Are there differences in terms of typical dental health between men and women? Apparently, there actually are.
This is because men and women are quite different from each other in their personality and behavior, apart from the obvious physical characteristics.
Dental health and its maintenance are different in men and women, too.
Here are some differences in dental health that have been observed during extensive dental study over the years:
Women visit their dentist more
Women are keener than men in safeguarding their dental health. Hence, they end up visiting their dentist more frequently than men. This habit helps them in availing timely treatment for their dental problems and prevention of future dental upsets.
More dental problems in men
Since men visit their dentist quite rarely, they are always prone to develop some of the other dental problems. Men, generally, think that they should visit a dentist only when things seem to go out of their control like excessive pain and swelling. This is why most of the dental problems remain unnoticed until it grows into something serious. Regular dental check-ups and professional cleaning can keep most of the dental problems at bay.
Women brush more often
A study revealed that women brush at least 8% more than men. This shows that they definitely care more for their teeth than men do. It has also been observed that women are about 10% more likely to brush their teeth instantly after meals. Men do not take oral hygiene measures as seriously as women.

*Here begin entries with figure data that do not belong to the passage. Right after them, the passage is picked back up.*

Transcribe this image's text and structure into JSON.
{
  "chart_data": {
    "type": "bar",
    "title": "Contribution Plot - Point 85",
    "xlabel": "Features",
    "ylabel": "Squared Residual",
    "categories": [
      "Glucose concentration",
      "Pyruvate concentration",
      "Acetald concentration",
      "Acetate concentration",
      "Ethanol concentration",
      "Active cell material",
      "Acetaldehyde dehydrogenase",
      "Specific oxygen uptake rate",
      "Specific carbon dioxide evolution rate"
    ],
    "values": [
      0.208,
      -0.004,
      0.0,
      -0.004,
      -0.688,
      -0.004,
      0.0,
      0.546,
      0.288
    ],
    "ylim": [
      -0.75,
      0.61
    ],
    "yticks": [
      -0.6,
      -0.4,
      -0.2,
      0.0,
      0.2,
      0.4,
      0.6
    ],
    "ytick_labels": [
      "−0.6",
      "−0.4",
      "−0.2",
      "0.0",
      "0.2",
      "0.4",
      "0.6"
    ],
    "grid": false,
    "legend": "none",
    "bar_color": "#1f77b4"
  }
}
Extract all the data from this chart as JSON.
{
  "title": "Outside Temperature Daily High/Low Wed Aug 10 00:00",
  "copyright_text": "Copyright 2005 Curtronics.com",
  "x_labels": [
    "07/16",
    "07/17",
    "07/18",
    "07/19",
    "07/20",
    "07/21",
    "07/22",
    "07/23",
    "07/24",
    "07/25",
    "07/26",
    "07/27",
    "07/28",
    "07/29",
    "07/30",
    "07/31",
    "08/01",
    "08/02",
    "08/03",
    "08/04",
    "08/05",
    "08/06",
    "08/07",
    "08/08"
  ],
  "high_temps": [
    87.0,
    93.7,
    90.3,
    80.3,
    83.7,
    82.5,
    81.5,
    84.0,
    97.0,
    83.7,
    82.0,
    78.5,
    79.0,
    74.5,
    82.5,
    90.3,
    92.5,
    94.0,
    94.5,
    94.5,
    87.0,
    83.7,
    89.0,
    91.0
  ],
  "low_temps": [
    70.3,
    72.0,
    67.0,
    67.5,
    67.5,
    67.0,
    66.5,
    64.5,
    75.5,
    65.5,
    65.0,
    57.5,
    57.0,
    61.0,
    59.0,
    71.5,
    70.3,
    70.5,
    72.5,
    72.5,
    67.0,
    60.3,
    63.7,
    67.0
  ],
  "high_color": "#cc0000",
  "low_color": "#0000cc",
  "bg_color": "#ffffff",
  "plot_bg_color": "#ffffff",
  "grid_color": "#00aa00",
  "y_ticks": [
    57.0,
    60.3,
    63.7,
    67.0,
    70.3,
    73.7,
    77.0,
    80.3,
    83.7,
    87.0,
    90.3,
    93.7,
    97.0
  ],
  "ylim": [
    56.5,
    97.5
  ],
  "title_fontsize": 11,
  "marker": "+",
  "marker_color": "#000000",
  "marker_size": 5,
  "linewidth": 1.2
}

Men meet with more accidents
We know that men are involved in contact sports more often than women. This factor puts them at a greater risk of meeting with sports accidents like a fall resulting in chipped or cracked teeth. That is why a mouth-guard is essential to be worn during such activities. Apart from that, men tend to indulge more in deadly habits of smoking or chewing tobacco than women. Hence, cases of oral cancer have been reported more in men apparently.
Dental health issues in women due to hormones
Hormones play a major role in the normal functioning of the body, especially in a woman. The sudden alteration in hormone levels during pregnancy, menstruation or menopause put a woman in the definite risk of developing gum problems or dental issues. During pregnancy, almost 75% of women have been reported to have gum inflammation and few women develop burning mouth syndrome during the phase of menopause. The only method of curbing dental issues is by following oral hygiene regimes diligently.